Inaya avait commencé à lui apprendre à manier des petits poignards qu’elle pourrait aisément camoufler dans ses vêtements et elles s’entraînaient ensemble à des techniques de défense en cas d’agression.
A-t-il été dégoûté par mon comportement de l’autre soir ? Se dit-elle en rougissant tout en parant l’attaque de la guerrière. Est-ce qu’il a décidé de ne plus m’approcher ?
— Concentre-toi ! La réprimanda Inaya qui s’était glissée derrière elle, passant un bras autour de son cou.
La guerrière serra un peu plus son bras, augmentant la pression sur la gorge de la jeune femme.
— Oui ! C'est bon, c’est bon, je me concentre ! S'écria Eylen en lui tapotant le bras.

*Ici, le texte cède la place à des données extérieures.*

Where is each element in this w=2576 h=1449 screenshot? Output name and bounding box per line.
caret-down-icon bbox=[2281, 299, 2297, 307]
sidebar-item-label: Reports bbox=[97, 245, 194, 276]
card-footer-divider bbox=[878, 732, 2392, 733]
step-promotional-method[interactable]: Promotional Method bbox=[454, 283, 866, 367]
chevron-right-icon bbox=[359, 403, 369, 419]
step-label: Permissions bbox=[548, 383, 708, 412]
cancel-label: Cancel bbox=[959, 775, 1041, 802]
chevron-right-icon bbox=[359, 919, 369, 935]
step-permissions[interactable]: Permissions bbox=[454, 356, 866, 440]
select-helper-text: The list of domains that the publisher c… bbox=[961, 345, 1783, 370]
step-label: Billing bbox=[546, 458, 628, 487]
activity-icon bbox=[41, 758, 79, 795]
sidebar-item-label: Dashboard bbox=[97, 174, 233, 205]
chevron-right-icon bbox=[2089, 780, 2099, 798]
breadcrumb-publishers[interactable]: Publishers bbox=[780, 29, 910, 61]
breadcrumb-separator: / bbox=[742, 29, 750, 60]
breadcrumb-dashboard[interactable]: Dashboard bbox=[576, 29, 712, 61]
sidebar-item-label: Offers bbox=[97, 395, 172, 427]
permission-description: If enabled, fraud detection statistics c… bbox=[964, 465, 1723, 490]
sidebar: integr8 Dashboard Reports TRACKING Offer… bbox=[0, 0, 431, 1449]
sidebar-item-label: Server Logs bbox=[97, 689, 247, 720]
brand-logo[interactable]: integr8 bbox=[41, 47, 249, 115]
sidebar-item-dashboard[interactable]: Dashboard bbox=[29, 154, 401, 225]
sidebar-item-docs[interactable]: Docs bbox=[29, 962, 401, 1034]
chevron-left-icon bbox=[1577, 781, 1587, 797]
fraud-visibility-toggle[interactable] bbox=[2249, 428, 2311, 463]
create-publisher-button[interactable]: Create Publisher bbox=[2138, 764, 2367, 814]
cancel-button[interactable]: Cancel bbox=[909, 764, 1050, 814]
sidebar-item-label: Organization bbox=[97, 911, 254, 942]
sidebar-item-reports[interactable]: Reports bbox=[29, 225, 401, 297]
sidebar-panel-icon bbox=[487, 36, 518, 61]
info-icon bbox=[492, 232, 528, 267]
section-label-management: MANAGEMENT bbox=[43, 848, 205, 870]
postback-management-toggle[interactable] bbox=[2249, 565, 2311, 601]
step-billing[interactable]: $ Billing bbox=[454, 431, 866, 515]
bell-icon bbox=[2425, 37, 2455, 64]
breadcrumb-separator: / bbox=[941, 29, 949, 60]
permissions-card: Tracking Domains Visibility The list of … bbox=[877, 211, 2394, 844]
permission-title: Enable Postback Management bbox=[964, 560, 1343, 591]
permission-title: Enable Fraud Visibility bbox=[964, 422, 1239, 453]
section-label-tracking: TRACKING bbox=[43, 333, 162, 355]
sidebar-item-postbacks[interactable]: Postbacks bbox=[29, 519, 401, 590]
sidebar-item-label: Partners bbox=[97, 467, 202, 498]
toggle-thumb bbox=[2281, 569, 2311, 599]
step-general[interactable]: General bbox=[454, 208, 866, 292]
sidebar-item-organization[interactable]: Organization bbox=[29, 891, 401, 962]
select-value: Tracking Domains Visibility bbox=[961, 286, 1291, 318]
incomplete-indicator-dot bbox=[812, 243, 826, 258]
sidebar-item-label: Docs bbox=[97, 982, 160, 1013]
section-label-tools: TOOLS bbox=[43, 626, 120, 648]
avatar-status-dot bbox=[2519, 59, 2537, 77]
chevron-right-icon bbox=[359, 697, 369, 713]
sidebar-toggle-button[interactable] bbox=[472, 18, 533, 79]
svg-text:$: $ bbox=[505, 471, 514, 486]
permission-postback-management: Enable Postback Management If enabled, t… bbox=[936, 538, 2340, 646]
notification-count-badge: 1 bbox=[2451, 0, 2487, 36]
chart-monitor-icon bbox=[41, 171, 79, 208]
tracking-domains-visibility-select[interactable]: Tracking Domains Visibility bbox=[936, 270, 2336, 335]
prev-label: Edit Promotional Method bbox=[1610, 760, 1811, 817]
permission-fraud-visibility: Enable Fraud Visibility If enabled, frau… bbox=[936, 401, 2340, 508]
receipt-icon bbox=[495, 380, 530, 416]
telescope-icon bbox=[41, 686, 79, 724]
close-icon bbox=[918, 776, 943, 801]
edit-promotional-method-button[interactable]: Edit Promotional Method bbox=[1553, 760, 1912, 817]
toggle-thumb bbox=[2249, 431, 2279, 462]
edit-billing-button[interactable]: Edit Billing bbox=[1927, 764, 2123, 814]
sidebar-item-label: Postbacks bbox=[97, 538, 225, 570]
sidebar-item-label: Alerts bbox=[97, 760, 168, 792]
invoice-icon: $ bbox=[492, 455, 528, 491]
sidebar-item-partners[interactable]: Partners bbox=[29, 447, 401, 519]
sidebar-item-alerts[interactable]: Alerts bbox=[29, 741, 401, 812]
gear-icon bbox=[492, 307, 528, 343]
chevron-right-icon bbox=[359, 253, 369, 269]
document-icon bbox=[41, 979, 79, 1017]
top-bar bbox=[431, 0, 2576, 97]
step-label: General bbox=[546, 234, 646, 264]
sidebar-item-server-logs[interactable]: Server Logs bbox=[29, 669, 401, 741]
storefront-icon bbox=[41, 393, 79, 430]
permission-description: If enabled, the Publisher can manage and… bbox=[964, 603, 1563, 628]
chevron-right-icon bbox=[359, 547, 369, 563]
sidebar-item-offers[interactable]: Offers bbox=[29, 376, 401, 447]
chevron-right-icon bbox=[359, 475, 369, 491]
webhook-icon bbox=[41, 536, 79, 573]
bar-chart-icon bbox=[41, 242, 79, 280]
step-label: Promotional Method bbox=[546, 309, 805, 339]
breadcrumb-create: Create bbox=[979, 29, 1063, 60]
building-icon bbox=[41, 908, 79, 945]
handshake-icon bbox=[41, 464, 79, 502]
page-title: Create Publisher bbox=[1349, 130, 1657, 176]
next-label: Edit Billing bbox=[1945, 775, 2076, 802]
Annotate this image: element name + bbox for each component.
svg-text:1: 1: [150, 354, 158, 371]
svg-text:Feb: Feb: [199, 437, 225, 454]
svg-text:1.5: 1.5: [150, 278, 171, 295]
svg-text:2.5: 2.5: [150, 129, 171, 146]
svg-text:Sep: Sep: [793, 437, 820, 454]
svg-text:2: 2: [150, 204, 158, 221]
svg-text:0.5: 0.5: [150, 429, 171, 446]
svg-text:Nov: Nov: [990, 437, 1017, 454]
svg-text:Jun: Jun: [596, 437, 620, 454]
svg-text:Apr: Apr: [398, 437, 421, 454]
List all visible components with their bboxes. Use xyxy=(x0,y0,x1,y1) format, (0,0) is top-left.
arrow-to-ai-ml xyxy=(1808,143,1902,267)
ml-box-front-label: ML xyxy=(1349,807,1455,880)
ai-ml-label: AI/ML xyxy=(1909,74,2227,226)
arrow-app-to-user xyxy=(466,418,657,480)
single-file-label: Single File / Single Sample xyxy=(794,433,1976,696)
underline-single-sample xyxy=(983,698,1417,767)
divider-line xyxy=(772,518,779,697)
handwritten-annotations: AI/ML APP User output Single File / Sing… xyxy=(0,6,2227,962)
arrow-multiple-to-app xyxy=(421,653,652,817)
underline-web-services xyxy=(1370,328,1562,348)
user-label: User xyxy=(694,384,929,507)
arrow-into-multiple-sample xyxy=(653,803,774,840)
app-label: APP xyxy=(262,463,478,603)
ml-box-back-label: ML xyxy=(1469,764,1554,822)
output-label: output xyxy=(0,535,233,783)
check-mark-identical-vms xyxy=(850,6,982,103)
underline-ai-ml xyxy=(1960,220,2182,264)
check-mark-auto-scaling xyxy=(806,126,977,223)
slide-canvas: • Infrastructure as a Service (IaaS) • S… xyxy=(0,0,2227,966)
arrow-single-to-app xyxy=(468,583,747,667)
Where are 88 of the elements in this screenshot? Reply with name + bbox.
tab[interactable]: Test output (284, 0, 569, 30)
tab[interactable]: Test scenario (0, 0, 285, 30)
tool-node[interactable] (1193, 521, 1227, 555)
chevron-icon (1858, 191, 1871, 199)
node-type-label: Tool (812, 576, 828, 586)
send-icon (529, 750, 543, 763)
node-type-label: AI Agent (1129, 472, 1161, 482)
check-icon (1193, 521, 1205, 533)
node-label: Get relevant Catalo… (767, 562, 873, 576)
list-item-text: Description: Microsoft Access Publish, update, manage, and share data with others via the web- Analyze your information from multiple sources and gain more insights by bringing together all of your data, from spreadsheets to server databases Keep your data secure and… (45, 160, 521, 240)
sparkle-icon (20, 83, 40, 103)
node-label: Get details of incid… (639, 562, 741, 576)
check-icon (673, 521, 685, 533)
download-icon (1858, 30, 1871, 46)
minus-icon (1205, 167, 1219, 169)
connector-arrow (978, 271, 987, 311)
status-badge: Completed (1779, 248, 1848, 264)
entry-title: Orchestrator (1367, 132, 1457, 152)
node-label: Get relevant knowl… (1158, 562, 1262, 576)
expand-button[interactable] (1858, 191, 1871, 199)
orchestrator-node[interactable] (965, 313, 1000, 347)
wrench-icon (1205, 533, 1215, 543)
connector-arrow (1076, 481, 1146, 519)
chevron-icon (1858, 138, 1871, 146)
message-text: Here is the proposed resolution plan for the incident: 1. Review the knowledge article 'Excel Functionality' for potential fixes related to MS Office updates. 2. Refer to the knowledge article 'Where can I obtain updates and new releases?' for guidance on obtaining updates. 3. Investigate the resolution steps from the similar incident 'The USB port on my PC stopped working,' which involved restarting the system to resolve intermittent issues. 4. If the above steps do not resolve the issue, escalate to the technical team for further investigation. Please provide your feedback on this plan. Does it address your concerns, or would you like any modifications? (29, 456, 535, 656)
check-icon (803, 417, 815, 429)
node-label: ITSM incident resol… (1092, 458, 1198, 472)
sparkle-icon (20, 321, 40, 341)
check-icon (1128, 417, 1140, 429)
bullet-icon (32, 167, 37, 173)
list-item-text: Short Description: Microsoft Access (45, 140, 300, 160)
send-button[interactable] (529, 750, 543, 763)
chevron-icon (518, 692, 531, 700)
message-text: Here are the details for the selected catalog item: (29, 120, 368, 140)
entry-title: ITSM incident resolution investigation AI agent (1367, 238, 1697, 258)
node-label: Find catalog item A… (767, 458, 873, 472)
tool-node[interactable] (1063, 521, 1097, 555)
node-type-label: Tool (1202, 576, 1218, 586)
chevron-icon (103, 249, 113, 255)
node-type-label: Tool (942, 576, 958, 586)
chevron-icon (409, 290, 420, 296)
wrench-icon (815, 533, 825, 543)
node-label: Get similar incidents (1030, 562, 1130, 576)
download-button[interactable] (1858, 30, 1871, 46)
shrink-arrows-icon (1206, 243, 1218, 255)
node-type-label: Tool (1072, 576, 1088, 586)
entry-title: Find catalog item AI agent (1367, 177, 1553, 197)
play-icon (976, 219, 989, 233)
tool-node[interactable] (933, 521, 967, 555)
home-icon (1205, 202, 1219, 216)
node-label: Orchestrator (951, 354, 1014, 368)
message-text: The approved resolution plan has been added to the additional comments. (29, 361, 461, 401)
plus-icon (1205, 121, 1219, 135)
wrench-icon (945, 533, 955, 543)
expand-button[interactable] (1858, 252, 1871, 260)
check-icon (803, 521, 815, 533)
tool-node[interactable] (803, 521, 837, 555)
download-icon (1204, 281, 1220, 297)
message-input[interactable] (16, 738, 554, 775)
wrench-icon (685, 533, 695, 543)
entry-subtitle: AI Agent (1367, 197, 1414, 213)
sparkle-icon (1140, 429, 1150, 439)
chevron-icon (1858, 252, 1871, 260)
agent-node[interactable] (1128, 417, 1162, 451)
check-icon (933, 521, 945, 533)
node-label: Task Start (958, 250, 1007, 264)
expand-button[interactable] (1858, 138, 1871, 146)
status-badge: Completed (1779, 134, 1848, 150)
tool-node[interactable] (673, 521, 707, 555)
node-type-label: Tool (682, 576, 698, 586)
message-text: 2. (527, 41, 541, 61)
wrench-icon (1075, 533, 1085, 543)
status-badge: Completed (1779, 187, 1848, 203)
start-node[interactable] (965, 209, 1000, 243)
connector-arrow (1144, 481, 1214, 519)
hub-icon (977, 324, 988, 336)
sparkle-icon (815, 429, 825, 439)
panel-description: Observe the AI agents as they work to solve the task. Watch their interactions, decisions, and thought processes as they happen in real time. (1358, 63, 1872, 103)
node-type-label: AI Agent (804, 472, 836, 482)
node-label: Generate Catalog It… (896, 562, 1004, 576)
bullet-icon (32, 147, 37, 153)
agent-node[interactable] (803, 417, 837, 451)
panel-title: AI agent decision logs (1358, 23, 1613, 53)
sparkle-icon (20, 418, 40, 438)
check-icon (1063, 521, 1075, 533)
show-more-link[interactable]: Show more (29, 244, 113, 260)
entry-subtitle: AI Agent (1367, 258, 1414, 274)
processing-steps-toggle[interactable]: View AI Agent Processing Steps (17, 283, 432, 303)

— À quoi tu penses, la questionna la guerrière en la relâchant.
— À rien... répondit-elle en se massant le cou.
— Si tu n’es pas concentrée, tu finiras tuée.
— Oui maître, prononça Eylen dans la langue de la guerrière en s’inclinant.
Inaya leva un sourcil étonné avant de lui adresser un petit sourire satisfait.
— Je vois que tu as trouvé quelqu’un pour t’apprendre à parler notre langue.
— Oui.
— Allez, viens avec moi. C’est l’heure du bain.
Eylen ramassa les deux petits poignards, les rangea dans leurs étuis et suivit la Suharï vers les bains communs. Elles avaient pris l’habitude de se joindre à Asha lors du bain, Eylen écoutant les deux femmes échanger dans leur langue en espérant apprendre rapidement à les comprendre.